26.1 In the case of Darshan Singh (supra), the Hon'ble Supreme Court has held and observed in paras - 9, 17, 25, 27, 28, 34, 35 and 37 as under:-
"9. There is no eye-witness to the incident. The case of the prosecution rests on circumstantial evidence. The normal approach in a case based on circumstantial evidence is that the circumstances from which an inference of guilt is sought to be drawn must be cogently and firmly established; that those circumstances should be of a definite tendency unerringly pointing towards the guilt of the accused; that the circumstances taken cumulatively should form a chain so complete that there is no escape from the conclusion, that within all human probability, the crime was committed by the accused and they should be incapable of explanation on any hypothesis other than that of the guilt of the accused and inconsistent with his innocence. [See Sharad Birdhichand Sarda v. State of Maharashtra, (1984) 4 SCC 116 ]
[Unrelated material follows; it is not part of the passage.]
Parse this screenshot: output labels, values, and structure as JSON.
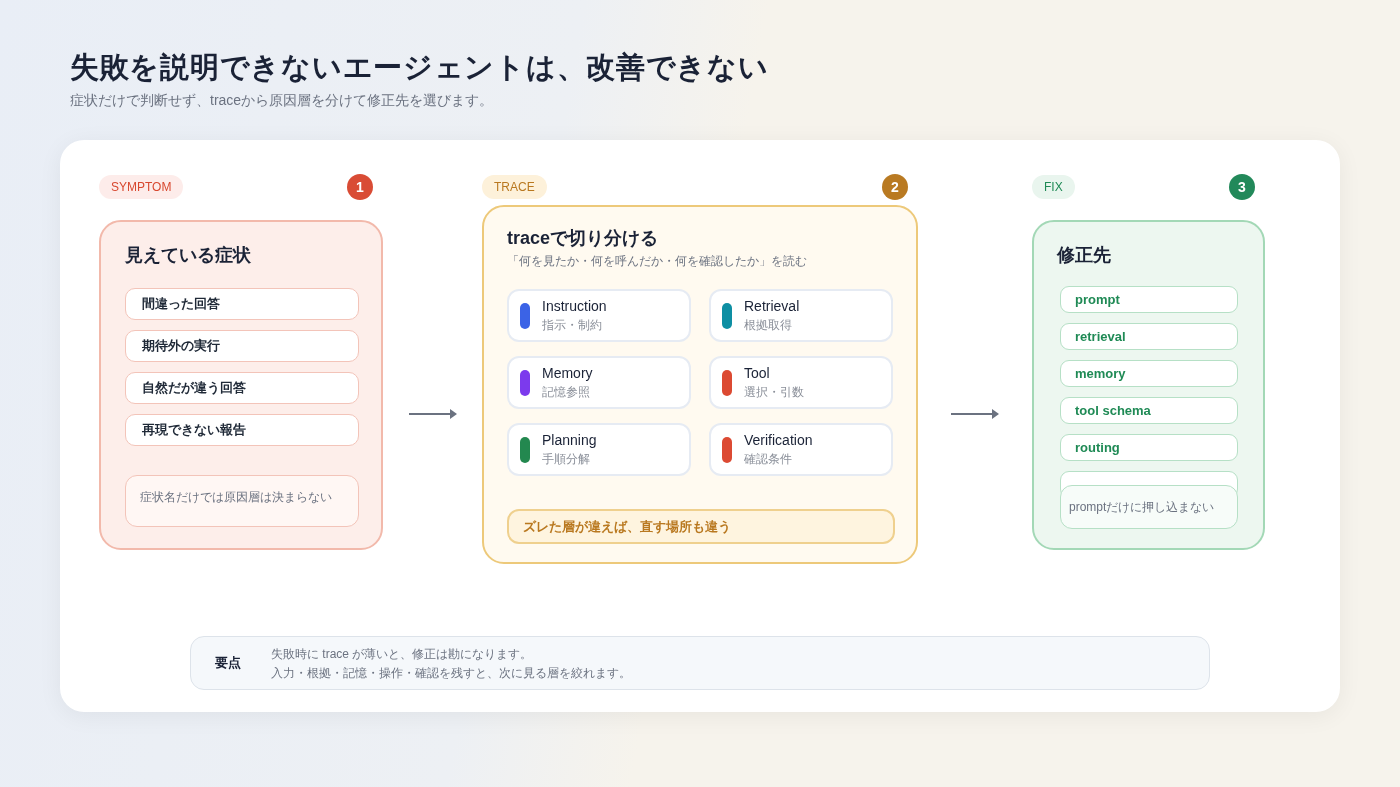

17. In this case, the presence was sought to be proved by the prosecution on the basis of the testimony of PW-3, PW- 4, PW-5 and the statements of the accused at the 313 stage. The Courts below had also relied on the testimony of PW 3 and PW 4 to conclude that the appellant was present in the house. Therefore, it becomes necessary to carefully evaluate this circumstance, given the consequences that flow from proof of this circumstance.
25. In the face of the above evidence on record, can it be said that the presence of the appellant and Rani Kaur in the appellants house in the intervening night of 18.05.99 and 19.05.99, has been firmly and cogently established? According to us, the answer must be in the negative. There are several omissions that have been brought out in the cross examination of PW-3 and PW-4, which seriously dent the credibility of their testimony.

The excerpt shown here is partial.